An injury to the brachial plexus can be a devastating, life-changing injury
to a child that occurs during birth. To identify these types of injuries,
it's first important to examine what the cause of the
birth injury is. The brachial plexus is a nerve network that travels from the spinal
column, through the neck, and out through the shoulder and into the arms.
It essentially functions as a branch that allows nerve signals to be sent
to the wrists, arms, hands, elbows, and shoulders.
Excessive pressures during labor caused by excessive use of
Pitocin, a fetal-pelvic misfit or cephalopelvic disproportion, or excessive traction
forces during delivery with
vacuum can cause the nerves of the brachial plexus to stretch or tear. If the
pressures applied are strong enough to cause a major stretch or tear,
a baby can loose feeling in his or her arms, wrists, and hands. Nerve
tissues can regenerate, and sometimes this injury will resolve itself.
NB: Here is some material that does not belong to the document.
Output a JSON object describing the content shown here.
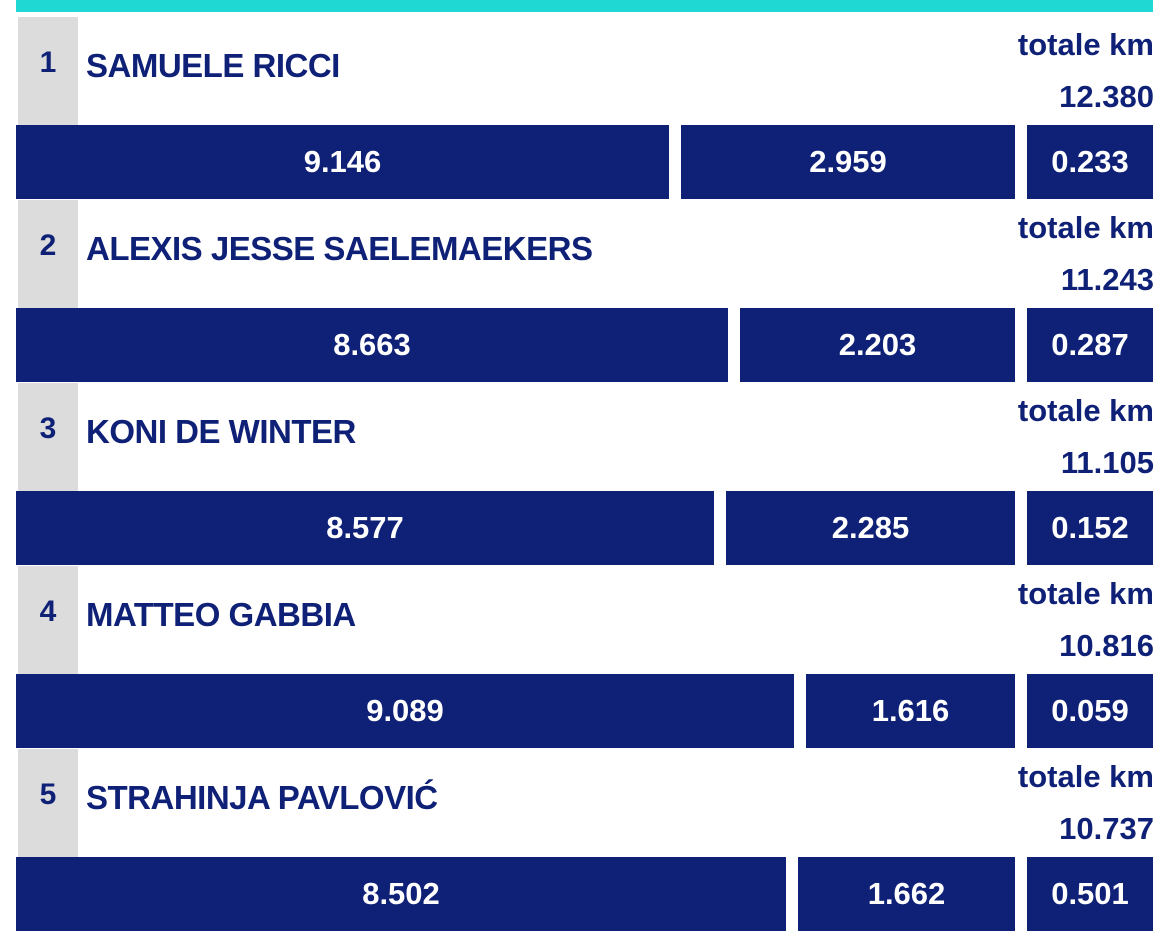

However, if a major tear, or "abruption", occurs, the damage
is likely permanent and total paralysis can be the result.
These types of injuries are usually caused by a long labor in which the
baby, due to his or her size or the size or shape of the mother's
pelvis, has difficulty navigating the birth canal and being delivered.
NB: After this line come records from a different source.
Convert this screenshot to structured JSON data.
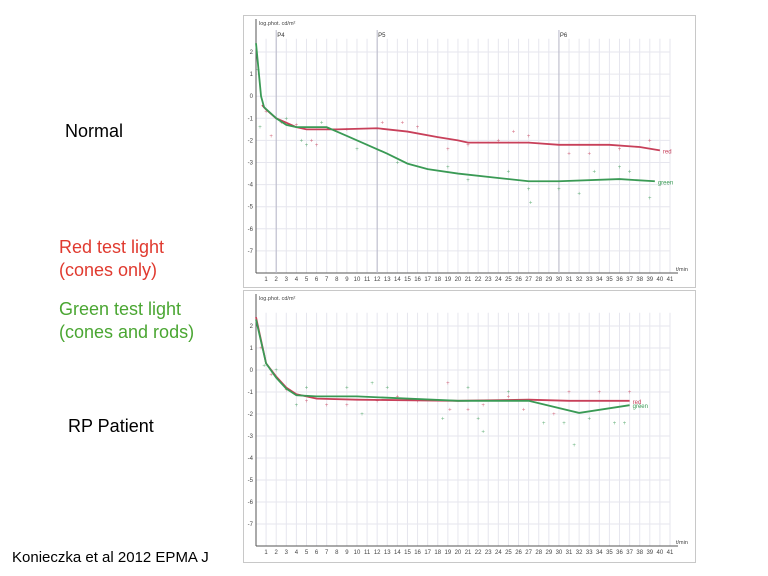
{
  "slide": {
    "label_normal": "Normal",
    "label_red_1": "Red test light",
    "label_red_2": "(cones only)",
    "label_green_1": "Green test light",
    "label_green_2": "(cones and rods)",
    "label_patient": "RP Patient",
    "citation": "Konieczka et al 2012 EPMA J",
    "colors": {
      "red_text": "#e03a2f",
      "green_text": "#4aa632",
      "red_series": "#c8405a",
      "green_series": "#3a9a55"
    }
  },
  "chart_data": [
    {
      "type": "line",
      "ylabel": "log.phot. cd/m²",
      "xlabel": "t/min",
      "xlim": [
        0,
        41
      ],
      "ylim": [
        -8,
        2.6
      ],
      "xticks": [
        1,
        2,
        3,
        4,
        5,
        6,
        7,
        8,
        9,
        10,
        11,
        12,
        13,
        14,
        15,
        16,
        17,
        18,
        19,
        20,
        21,
        22,
        23,
        24,
        25,
        26,
        27,
        28,
        29,
        30,
        31,
        32,
        33,
        34,
        35,
        36,
        37,
        38,
        39,
        40,
        41
      ],
      "yticks": [
        2,
        1,
        0,
        -1,
        -2,
        -3,
        -4,
        -5,
        -6,
        -7
      ],
      "grid": true,
      "markers": [
        {
          "label": "P4",
          "x": 2
        },
        {
          "label": "P5",
          "x": 12
        },
        {
          "label": "P6",
          "x": 30
        }
      ],
      "series": [
        {
          "name": "red",
          "x": [
            0.6,
            1,
            2,
            3,
            4,
            5,
            8,
            12,
            15,
            18,
            20,
            21,
            24,
            27,
            30,
            35,
            38,
            40
          ],
          "y": [
            -0.4,
            -0.6,
            -1.0,
            -1.2,
            -1.4,
            -1.5,
            -1.5,
            -1.45,
            -1.6,
            -1.85,
            -2.0,
            -2.1,
            -2.1,
            -2.1,
            -2.2,
            -2.2,
            -2.3,
            -2.45
          ],
          "points": {
            "x": [
              1,
              1.5,
              2.5,
              4,
              5.5,
              6,
              9,
              12.5,
              14.5,
              16,
              19,
              21,
              24,
              25.5,
              27,
              31,
              33,
              36,
              39
            ],
            "y": [
              -0.7,
              -1.8,
              -1.2,
              -1.3,
              -2.0,
              -2.2,
              -1.5,
              -1.2,
              -1.2,
              -1.4,
              -2.4,
              -2.2,
              -2.0,
              -1.6,
              -1.8,
              -2.6,
              -2.6,
              -2.4,
              -2.0
            ]
          }
        },
        {
          "name": "green",
          "x": [
            0,
            0.5,
            0.8,
            2,
            3,
            4,
            7,
            9,
            11,
            13,
            15,
            17,
            20,
            24,
            27,
            30,
            36,
            39.5
          ],
          "y": [
            2.4,
            0,
            -0.5,
            -1.0,
            -1.3,
            -1.4,
            -1.4,
            -1.8,
            -2.2,
            -2.6,
            -3.05,
            -3.3,
            -3.5,
            -3.7,
            -3.85,
            -3.85,
            -3.75,
            -3.85
          ],
          "points": {
            "x": [
              0.2,
              0.4,
              3,
              4.5,
              5,
              6.5,
              10,
              14,
              19,
              21,
              25,
              27,
              27.2,
              30,
              32,
              33.5,
              36,
              37,
              39
            ],
            "y": [
              1.2,
              -1.4,
              -1.0,
              -2.0,
              -2.2,
              -1.2,
              -2.4,
              -3.0,
              -3.2,
              -3.8,
              -3.4,
              -4.2,
              -4.8,
              -4.2,
              -4.4,
              -3.4,
              -3.2,
              -3.4,
              -4.6
            ]
          }
        }
      ]
    },
    {
      "type": "line",
      "ylabel": "log.phot. cd/m²",
      "xlabel": "t/min",
      "xlim": [
        0,
        41
      ],
      "ylim": [
        -8,
        2.6
      ],
      "xticks": [
        1,
        2,
        3,
        4,
        5,
        6,
        7,
        8,
        9,
        10,
        11,
        12,
        13,
        14,
        15,
        16,
        17,
        18,
        19,
        20,
        21,
        22,
        23,
        24,
        25,
        26,
        27,
        28,
        29,
        30,
        31,
        32,
        33,
        34,
        35,
        36,
        37,
        38,
        39,
        40,
        41
      ],
      "yticks": [
        2,
        1,
        0,
        -1,
        -2,
        -3,
        -4,
        -5,
        -6,
        -7
      ],
      "grid": true,
      "markers": [],
      "series": [
        {
          "name": "red",
          "x": [
            0,
            1,
            2,
            3,
            4,
            6,
            10,
            20,
            27,
            31,
            37
          ],
          "y": [
            2.4,
            0.3,
            -0.3,
            -0.8,
            -1.1,
            -1.3,
            -1.35,
            -1.4,
            -1.35,
            -1.4,
            -1.4
          ],
          "points": {
            "x": [
              0.5,
              1.5,
              3,
              5,
              7,
              9,
              12,
              14,
              16,
              19,
              19.2,
              21,
              22.5,
              25,
              26.5,
              29.5,
              31,
              34,
              37
            ],
            "y": [
              1.0,
              -0.2,
              -0.9,
              -1.4,
              -1.6,
              -1.6,
              -1.4,
              -1.2,
              -1.4,
              -0.6,
              -1.8,
              -1.8,
              -1.6,
              -1.2,
              -1.8,
              -2.0,
              -1.0,
              -1.0,
              -1.0
            ]
          }
        },
        {
          "name": "green",
          "x": [
            0,
            1,
            2,
            3,
            4,
            6,
            10,
            20,
            27,
            32,
            37
          ],
          "y": [
            2.3,
            0.3,
            -0.35,
            -0.85,
            -1.15,
            -1.2,
            -1.2,
            -1.4,
            -1.4,
            -1.95,
            -1.6
          ],
          "points": {
            "x": [
              0.8,
              2,
              4,
              5,
              9,
              10.5,
              11.5,
              13,
              18.5,
              21,
              22,
              22.5,
              25,
              28.5,
              30.5,
              31.5,
              33,
              35.5,
              36.5
            ],
            "y": [
              0.2,
              0,
              -1.6,
              -0.8,
              -0.8,
              -2.0,
              -0.6,
              -0.8,
              -2.2,
              -0.8,
              -2.2,
              -2.8,
              -1.0,
              -2.4,
              -2.4,
              -3.4,
              -2.2,
              -2.4,
              -2.4
            ]
          }
        }
      ]
    }
  ]
}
This "stalled" labor is known as labor dystocia. If a baby's
shoulder gets trapped in an awkward angle, and becomes stuck on the maternal
pelvis, the doctor will often apply excessive forces, which cause the
nerves to stretch or tear.
Maternal factors that are related to shoulder dystocia include diabetes,
excessive weight gain in pregnancy (more than 30 pounds above normal weight
gain), and small stature. Patients with these risk factors should be assessed
prior to birth, and alternatives to natural birth should be discussed.
There are procedures, such as suprapubic pressure (pressure applied to
the pelvic floor) that can assist in delivering a baby who is experiencing
shoulder dystocia. Doctors and nurses have a duty to manage these types
of labors safely to prevent any injury from occurring to mother or baby.